沖縄県名護市辺野古。太平洋に面し米軍海兵隊の基地「キャンプ・シュワブ」に隣接するこの集落は、宜野湾市の米軍普天間基地の移設先として突如注目を集めることとなった。容認・反対は小さな集落を二分し、各選挙でも争点のひとつとなってきた。移設が取り沙汰されてから25年。海では土砂の投入が進むなか、区民はいま何を思うのか。
「場面緘黙症」に悩む人々の“声なき声”にじっくり耳を傾ける。家ではしゃべれるのに、学校や職場など特定の場面で声が出なくなる不安障害の一つが「場面緘黙症」。現在、全国の小学生の500人に1人がこの障害に悩んでいるとされるが、見過ごされることも多い。場面緘黙症の19歳女性の姿のほか、高校生の時に克服した女性がこれまでの苦しみを振り返る言葉、12歳の小学生が場面緘黙症と闘いながらパティシエとして活動する様子も伝える。

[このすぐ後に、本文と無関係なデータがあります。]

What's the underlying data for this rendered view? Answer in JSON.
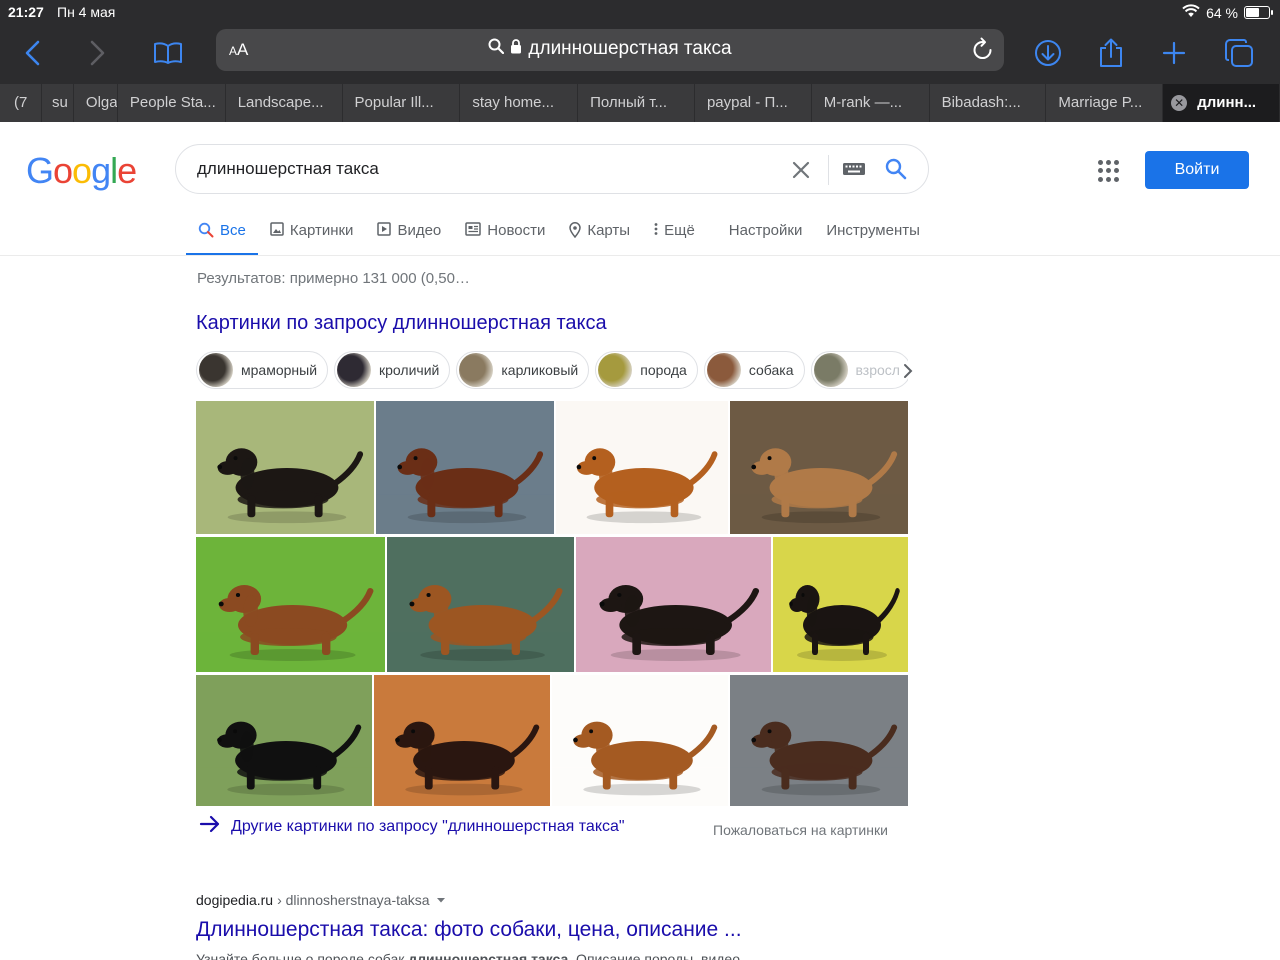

1945年3月27日。東洋一とうたわれた旧陸軍大刀洗飛行場と関連施設が標的となった空襲で、森に逃げ込んでいた立石国民学校の子供たち、31人の命が奪われた。腹部に傷を負いながらも生き残った廣瀬益子さんは、70年経ってから初めてあの日の出来事を口にした。戦後75年を迎え、戦争の記憶が社会から薄れつつある中、当時のことを語り始めた体験者たちは今、何を思うのか。